Die Poller am Rande der Altstadt in Lenzburg sind weiterhin Unfallschwerpunkt. Jetzt soll mit einer VSS-Norm die Signalisation schweizweit verbessert werden.

«Ich gehe davon aus, dass mich an diesem Unfall höchstenfalls eine Teilschuld trifft», schrieb ein Mann vor drei Monaten seiner Versicherung. Er war in Lenzburg hinter einem Linienbus in die Altstadt gefahren und mit seinem Wagen an einem aufsteigenden Poller hängen geblieben. Als Ortsunkundiger sei ihm diese Art von Einfahrtssperre bislang völlig unbekannt gewesen, argumentierte der Verunfallte. Die Signalisation in Lenzburg sei absolut ungenügend. Man könne daraus nie und nimmer ableiten, dass hier plötzlich ein massiver Pfosten aus dem Boden steige. In Bern beispielsweise, so hatte der Mann zwischenzeitlich herausgefunden, würden Rotlichter auf die Pollergefahr hinweisen.

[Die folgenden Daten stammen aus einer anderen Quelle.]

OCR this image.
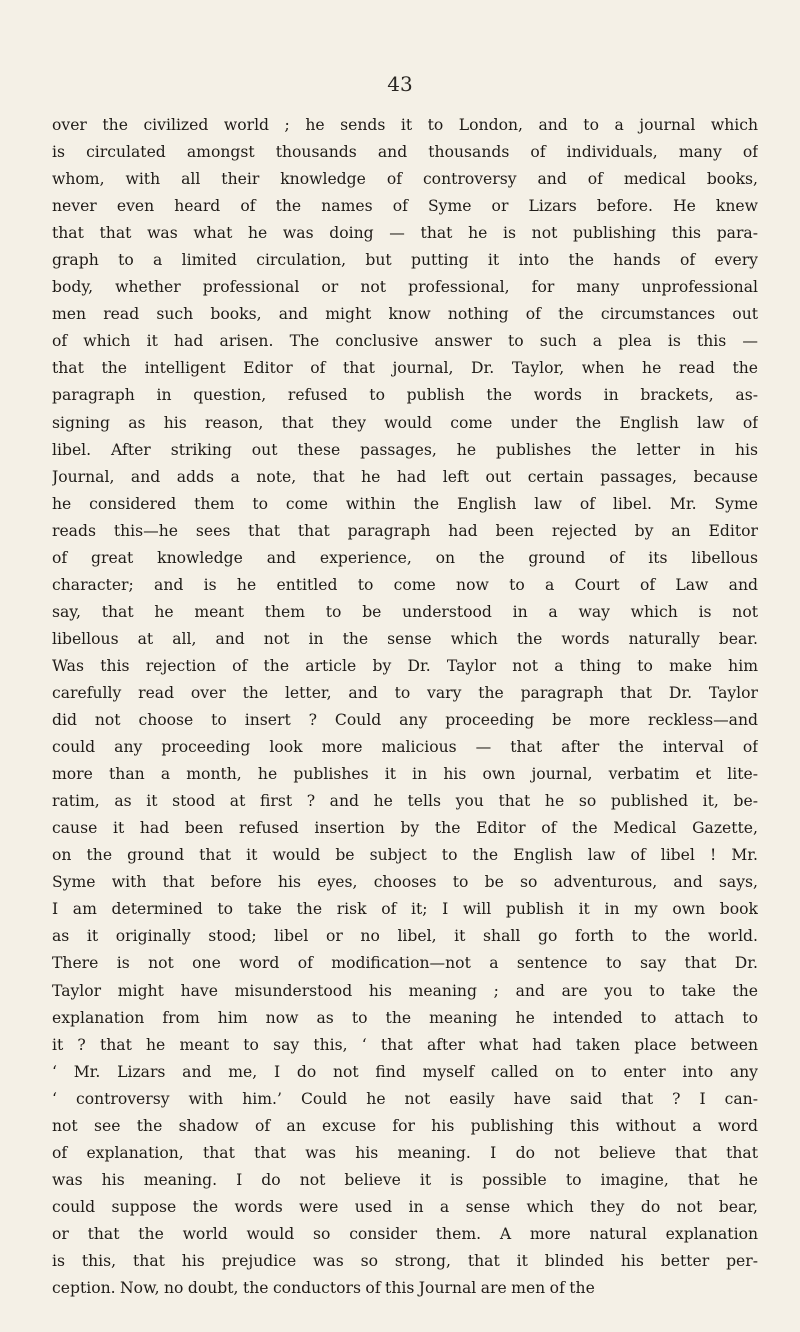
43
over the civilized world ; he sends it to London, and to a journal which
is circulated amongst thousands and thousands of individuals, many of
whom, with all their knowledge of controversy and of medical books,
never even heard of the names of Syme or Lizars before. He knew
that that was what he was doing — that he is not publishing this para-
graph to a limited circulation, but putting it into the hands of every
body, whether professional or not professional, for many unprofessional
men read such books, and might know nothing of the circumstances out
of which it had arisen. The conclusive answer to such a plea is this —
that the intelligent Editor of that journal, Dr. Taylor, when he read the
paragraph in question, refused to publish the words in brackets, as-
signing as his reason, that they would come under the English law of
libel. After striking out these passages, he publishes the letter in his
Journal, and adds a note, that he had left out certain passages, because
he considered them to come within the English law of libel. Mr. Syme
reads this—he sees that that paragraph had been rejected by an Editor
of great knowledge and experience, on the ground of its libellous
character; and is he entitled to come now to a Court of Law and
say, that he meant them to be understood in a way which is not
libellous at all, and not in the sense which the words naturally bear.
Was this rejection of the article by Dr. Taylor not a thing to make him
carefully read over the letter, and to vary the paragraph that Dr. Taylor
did not choose to insert ? Could any proceeding be more reckless—and
could any proceeding look more malicious — that after the interval of
more than a month, he publishes it in his own journal, verbatim et lite-
ratim, as it stood at first ? and he tells you that he so published it, be-
cause it had been refused insertion by the Editor of the Medical Gazette,
on the ground that it would be subject to the English law of libel ! Mr.
Syme with that before his eyes, chooses to be so adventurous, and says,
I am determined to take the risk of it; I will publish it in my own book
as it originally stood; libel or no libel, it shall go forth to the world.
There is not one word of modification—not a sentence to say that Dr.
Taylor might have misunderstood his meaning ; and are you to take the
explanation from him now as to the meaning he intended to attach to
it ? that he meant to say this, ‘ that after what had taken place between
‘ Mr. Lizars and me, I do not find myself called on to enter into any
‘ controversy with him.’ Could he not easily have said that ? I can-
not see the shadow of an excuse for his publishing this without a word
of explanation, that that was his meaning. I do not believe that that
was his meaning. I do not believe it is possible to imagine, that he
could suppose the words were used in a sense which they do not bear,
or that the world would so consider them. A more natural explanation
is this, that his prejudice was so strong, that it blinded his better per-
ception. Now, no doubt, the conductors of this Journal are men of the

Der Mann ist ebenso chancenlos, wie es jener Schicksalsgefährte war, dessen Poller-Unfall 2008 vom Bezirksgericht Lenzburg beurteilt wurde. Die Poller-Anlage sei für Ortsunkundige allenfalls wirklich gewöhnungsbedürftig, hielt der Gerichtspräsident im damaligen Urteil fest. Doch das Fahrverbot in die Altstadt sei eindeutig und klar signalisiert.

Die Stadt hat nach jenem Prozess bezüglich Signalistion noch in einigen Punkten nachgebessert und seither ist diese für Christian Brenner, Leiter Tiefbau im Stadtbauamt, wasserdicht: «Es gibt leider nach wie vor regelmässig Unfälle. Aber die Stadt kann nicht dafür belangt werden, wenn Verbots- und Hinweisschilder nicht beachtet werden.» Das bedeute allerdings nicht, dass das Thema Poller für die Stadt ein für alle Mal erledigt sei: «Es gibt bezüglich der Signalisation sicher noch Optimierungspotenzial. Aber wir warten ab, bis die Poller-Problematik demnächst schweizweit geregelt ist.» Ziel sei es, sagt Christian Brenner, dass der VSS (Schweizerischer Verband der Strassen- und Verkehrsfachleute) für die Signalisation von Polleranlagen eine rechtsverbindliche Norm erlasse. Eine solche sei in Arbeit. «Es nützt wenig, wenn Poller in Bern mit einem Lichtsignal, in Lenzburg mit einer Bodenmarkierung und in Rorschach mit Blinklichtern signalisiert sind. Die Signalisation muss schweizweit gleich sein, dann kann sich der Autofahrer auch daran gewöhnen», hält Brenner fest.